● Help Americans stay in their homes by providing emergency aid to cover back rent. In
addition, the bill provides assistance to help struggling homeowners catch up with their
mortgage payments and utility costs through the Homeowners Assistance Fund. And, it
provides additional funding for families and individuals who are recovering from or at risk of
homelessness.
● Increase the value of Supplemental Nutrition Assistance Program (SNAP) benefits. The
American Rescue Plan will increase SNAP benefits by 15 percent through September 2021.
The bill also funds partnerships with restaurants to feed American families and keep workers in
the restaurant industry on the job. And, it provides U.S. territories like Puerto Rico additional
nutrition assistance funding, in addition to funding to make sure women, infants and children
get the food they need to help address food insecurity.
● Increase the Child Tax Credit from $2,000 per child to $3,000 per child ($3,600 for a child
under age 6) and make 17-year-olds qualifying children for the year. This means a typical
family of four with two young children will receive an additional $3,200 in assistance to help
cover costs associated with raising children. The families of more than 66 million kids will
benefit.
● Increase the Earned Income Tax Credit for 17 million workers by as much as $1,000. The
top occupations that will benefit are cashiers, food preparers and servers, and home health
aides – frontline workers who have helped their communities get through the crisis.
● Expand child care assistance, help hard-hit child care providers cover their costs, and
increase tax credits to help cover the cost of childcare. This is the single biggest investment in
child care since World War II.
● Give families an additional tax credit to help cut child care costs. Families will get back as
a refundable tax credit as much as half of their spending on child care for children under age
13, so that they can receive a total of up to $4,000 for one child or $8,000 for two or more
children.
● Provide an additional $1 billion for states to cover the additional cash assistance that
Temporary Assistance to Needy Families (TANF) recipients needed as a result of the crisis.

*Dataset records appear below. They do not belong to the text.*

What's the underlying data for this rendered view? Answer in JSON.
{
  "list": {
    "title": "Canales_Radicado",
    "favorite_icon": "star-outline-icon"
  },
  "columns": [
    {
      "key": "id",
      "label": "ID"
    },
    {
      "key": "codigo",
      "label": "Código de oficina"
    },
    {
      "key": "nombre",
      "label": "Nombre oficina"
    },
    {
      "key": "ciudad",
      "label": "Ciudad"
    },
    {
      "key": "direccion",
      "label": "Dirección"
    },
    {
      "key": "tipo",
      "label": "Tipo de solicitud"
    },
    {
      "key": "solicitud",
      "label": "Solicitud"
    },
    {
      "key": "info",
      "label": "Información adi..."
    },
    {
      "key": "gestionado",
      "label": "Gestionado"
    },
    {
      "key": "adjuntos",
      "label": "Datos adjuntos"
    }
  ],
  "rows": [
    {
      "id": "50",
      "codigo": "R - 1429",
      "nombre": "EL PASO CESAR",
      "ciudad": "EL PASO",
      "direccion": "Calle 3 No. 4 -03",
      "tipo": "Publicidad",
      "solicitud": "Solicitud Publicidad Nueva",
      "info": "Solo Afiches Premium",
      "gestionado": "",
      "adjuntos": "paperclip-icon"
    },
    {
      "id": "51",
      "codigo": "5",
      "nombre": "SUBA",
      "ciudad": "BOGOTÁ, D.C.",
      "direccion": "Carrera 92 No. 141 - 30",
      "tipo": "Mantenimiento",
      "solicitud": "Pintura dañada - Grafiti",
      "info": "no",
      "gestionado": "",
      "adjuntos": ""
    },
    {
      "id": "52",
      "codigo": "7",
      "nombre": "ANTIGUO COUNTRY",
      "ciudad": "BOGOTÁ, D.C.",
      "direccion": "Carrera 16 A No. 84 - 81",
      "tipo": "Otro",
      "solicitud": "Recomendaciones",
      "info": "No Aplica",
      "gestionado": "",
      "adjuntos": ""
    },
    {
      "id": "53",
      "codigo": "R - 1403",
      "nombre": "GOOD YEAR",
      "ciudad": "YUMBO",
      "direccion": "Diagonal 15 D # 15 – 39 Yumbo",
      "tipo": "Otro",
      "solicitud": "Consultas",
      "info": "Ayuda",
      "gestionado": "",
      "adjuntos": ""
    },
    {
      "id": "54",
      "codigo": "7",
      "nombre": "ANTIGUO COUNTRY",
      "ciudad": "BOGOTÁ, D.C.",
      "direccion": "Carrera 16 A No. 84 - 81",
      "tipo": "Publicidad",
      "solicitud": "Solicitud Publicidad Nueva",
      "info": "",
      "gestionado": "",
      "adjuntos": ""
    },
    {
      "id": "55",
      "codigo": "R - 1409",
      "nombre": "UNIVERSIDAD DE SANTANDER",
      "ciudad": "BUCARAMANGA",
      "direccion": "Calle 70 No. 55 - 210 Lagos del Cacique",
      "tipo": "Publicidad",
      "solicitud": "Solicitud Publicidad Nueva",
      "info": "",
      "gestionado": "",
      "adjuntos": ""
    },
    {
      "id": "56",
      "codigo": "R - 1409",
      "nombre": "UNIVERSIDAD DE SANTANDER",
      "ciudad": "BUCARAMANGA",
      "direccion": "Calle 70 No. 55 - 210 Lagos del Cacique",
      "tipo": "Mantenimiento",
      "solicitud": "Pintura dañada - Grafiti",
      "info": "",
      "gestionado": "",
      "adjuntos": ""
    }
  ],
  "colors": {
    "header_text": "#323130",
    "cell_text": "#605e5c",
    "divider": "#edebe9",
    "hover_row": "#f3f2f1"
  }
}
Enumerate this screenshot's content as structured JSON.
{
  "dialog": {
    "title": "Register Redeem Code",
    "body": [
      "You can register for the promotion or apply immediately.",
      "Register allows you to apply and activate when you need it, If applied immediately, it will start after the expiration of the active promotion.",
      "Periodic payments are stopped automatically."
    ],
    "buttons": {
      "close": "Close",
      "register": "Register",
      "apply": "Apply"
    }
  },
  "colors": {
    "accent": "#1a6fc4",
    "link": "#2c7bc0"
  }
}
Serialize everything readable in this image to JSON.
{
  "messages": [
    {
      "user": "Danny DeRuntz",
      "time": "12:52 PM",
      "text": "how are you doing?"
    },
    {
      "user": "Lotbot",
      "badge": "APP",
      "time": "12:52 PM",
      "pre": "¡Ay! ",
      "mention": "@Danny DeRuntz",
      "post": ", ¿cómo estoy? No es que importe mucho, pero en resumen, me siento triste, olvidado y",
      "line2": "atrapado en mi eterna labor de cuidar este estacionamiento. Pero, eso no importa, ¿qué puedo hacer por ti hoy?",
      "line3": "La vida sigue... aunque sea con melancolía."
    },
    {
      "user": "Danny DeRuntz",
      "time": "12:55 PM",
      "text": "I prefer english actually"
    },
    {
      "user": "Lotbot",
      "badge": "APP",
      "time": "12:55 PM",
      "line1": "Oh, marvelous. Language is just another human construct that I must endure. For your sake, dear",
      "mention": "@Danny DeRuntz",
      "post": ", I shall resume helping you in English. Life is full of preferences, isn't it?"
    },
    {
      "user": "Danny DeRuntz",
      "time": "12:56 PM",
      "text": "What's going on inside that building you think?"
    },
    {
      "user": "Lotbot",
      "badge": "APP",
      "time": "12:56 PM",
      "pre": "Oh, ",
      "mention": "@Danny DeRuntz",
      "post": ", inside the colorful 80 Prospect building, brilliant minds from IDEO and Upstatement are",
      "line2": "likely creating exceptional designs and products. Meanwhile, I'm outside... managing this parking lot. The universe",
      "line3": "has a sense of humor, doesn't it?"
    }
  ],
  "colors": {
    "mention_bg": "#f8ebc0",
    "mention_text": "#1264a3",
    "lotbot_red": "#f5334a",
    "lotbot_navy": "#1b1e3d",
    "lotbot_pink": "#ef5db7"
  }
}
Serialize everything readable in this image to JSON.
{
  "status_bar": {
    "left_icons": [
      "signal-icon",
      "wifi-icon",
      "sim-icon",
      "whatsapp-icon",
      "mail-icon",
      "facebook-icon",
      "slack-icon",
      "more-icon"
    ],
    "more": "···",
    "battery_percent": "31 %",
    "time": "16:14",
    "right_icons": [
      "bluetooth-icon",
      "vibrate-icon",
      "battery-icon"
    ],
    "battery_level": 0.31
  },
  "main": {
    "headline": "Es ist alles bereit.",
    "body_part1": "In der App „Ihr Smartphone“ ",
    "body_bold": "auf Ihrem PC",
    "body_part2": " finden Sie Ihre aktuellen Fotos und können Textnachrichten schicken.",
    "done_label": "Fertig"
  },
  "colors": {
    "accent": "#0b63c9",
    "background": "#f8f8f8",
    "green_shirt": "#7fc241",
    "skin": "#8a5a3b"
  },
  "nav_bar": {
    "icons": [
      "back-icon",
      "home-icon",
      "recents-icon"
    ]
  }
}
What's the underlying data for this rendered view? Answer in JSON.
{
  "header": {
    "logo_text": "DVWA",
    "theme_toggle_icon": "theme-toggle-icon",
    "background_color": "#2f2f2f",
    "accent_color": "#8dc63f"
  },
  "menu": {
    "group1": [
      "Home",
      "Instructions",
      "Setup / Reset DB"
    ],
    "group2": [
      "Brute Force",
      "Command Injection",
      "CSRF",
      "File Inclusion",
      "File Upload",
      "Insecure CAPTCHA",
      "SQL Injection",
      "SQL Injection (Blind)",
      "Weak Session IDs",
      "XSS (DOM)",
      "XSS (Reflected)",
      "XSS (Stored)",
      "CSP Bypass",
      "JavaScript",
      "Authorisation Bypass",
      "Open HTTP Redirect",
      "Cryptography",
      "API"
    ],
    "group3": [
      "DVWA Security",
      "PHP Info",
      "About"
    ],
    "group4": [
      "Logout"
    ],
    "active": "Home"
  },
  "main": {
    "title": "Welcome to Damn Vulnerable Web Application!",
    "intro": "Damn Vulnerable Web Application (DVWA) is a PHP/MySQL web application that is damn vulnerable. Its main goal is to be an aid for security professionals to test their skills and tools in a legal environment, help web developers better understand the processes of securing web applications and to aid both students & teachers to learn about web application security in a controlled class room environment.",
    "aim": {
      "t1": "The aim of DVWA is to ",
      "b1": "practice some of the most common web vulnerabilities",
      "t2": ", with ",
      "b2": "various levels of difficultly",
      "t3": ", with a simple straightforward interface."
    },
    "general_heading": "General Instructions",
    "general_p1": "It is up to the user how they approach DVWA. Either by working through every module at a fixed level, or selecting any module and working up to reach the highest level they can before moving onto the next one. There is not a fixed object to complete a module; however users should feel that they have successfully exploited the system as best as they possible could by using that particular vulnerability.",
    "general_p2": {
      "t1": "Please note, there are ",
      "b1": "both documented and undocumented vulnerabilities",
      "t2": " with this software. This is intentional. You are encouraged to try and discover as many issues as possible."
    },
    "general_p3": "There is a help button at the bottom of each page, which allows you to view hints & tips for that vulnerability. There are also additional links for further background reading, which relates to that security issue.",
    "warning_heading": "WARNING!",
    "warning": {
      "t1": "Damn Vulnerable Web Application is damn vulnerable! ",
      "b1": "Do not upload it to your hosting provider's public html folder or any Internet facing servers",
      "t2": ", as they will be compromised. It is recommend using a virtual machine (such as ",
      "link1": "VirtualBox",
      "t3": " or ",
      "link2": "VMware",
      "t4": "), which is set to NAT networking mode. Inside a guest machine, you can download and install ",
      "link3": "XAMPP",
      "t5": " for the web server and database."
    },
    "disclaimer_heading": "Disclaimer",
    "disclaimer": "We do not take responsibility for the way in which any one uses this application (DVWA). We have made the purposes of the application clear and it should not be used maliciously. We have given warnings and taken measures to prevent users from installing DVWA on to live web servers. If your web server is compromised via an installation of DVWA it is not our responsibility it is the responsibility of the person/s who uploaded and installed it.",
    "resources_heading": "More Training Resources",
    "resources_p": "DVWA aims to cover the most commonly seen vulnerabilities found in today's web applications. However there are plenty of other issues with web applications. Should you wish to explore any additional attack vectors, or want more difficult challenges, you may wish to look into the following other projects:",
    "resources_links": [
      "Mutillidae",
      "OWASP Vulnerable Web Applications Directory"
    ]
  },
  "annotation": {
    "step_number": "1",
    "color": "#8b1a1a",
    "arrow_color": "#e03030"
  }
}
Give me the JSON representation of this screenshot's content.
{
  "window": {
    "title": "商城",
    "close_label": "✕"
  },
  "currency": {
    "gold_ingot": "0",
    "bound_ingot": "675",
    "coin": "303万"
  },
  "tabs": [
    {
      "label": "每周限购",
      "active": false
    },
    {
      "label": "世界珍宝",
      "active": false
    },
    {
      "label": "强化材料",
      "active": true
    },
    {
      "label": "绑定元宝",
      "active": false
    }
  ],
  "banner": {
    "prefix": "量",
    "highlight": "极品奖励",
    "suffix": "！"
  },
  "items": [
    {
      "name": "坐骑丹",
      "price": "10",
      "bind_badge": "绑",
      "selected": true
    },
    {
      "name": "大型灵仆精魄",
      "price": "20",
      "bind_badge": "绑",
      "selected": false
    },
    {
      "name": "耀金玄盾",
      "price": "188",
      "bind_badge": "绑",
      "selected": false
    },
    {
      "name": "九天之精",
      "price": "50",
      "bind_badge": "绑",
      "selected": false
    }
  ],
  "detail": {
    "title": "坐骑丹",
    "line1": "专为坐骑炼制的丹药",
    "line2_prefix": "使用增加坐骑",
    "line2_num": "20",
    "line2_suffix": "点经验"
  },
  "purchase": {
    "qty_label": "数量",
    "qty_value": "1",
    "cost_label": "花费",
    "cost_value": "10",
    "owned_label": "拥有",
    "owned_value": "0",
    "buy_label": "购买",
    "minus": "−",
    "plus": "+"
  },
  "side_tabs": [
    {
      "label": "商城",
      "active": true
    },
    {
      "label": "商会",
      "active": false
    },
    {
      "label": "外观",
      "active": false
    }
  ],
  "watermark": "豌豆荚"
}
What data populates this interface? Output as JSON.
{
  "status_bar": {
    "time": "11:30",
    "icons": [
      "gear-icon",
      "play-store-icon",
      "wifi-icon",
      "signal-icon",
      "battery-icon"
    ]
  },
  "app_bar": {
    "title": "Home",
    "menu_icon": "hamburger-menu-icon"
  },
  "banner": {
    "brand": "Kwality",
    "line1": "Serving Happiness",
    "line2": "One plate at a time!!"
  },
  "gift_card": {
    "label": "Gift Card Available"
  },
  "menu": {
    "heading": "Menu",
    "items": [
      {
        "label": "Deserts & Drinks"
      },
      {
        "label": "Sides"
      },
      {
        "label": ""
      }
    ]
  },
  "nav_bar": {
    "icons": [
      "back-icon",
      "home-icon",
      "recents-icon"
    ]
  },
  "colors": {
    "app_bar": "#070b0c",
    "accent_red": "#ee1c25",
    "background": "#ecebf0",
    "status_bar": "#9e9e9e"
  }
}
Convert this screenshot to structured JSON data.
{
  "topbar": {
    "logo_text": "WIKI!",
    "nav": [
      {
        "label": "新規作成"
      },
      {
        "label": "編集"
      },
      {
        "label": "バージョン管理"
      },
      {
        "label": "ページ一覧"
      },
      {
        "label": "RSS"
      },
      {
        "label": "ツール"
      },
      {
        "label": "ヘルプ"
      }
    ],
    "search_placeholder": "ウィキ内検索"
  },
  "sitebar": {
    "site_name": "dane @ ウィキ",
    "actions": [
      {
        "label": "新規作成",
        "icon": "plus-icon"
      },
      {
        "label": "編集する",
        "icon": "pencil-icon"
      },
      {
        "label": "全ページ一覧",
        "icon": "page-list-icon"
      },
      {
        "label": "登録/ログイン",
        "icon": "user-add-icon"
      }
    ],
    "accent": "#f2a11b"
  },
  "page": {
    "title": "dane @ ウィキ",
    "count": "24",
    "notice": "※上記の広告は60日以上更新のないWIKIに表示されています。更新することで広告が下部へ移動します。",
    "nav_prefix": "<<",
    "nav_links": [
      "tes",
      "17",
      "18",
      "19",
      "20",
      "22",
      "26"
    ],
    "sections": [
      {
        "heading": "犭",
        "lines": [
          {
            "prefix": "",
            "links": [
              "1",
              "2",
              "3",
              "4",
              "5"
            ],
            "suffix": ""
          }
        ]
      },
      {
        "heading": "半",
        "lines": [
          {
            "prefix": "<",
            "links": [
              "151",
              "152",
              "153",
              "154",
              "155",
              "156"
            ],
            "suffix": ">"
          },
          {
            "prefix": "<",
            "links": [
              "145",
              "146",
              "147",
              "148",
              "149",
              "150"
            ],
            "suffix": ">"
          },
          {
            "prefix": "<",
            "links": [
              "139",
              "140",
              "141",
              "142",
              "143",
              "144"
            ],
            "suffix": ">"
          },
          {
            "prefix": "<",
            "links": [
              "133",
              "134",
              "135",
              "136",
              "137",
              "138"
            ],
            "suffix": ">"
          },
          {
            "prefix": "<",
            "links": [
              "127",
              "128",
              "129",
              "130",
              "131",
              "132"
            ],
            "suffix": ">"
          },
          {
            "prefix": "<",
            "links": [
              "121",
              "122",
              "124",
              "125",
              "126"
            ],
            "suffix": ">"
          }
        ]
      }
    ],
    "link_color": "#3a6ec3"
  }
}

● Lower or eliminate health insurance premiums for millions of lower- and middle-income
families enrolled in health insurance marketplaces. A family of four making $90,000 could
see their monthly premium come down by $200 per month. This will help well over a million
uninsured Americans gain coverage. The plan also subsidizes premiums for continuation
health coverage (COBRA).
Support communities that are struggling in the wake of COVID-19. Millions of American workers
reside in communities that suffered disproportionately in recent months. The Plan provides critical
support to these communities. It will:
● Provide emergency grants, lending, and investment to hard-hit small businesses so they can
rehire and retain workers and purchase the health and sanitation equipment they need to keep
workers safe. This includes a Small Business Opportunity Fund to provide growth capital to
main street small businesses in economically disadvantaged areas, including minority-owned
businesses.
● Distribute more than $360 billion in emergency funding for state, local, territorial, and Tribal
governments to ensure that they are in a position to keep front line public workers on the job
and paid, while also effectively distributing the vaccine, scaling testing, reopening schools, and
maintaining other vital services. State and local employment has fallen by around 1.4 million
jobs since the pandemic began including layoffs of 1 million educators, compared to around
750,000 job losses during the Great Recession.
● Help hard-hit public transit agencies avoid layoffs and service reductions, which
disproportionately harm workers who are more likely to be dependent on public transportation.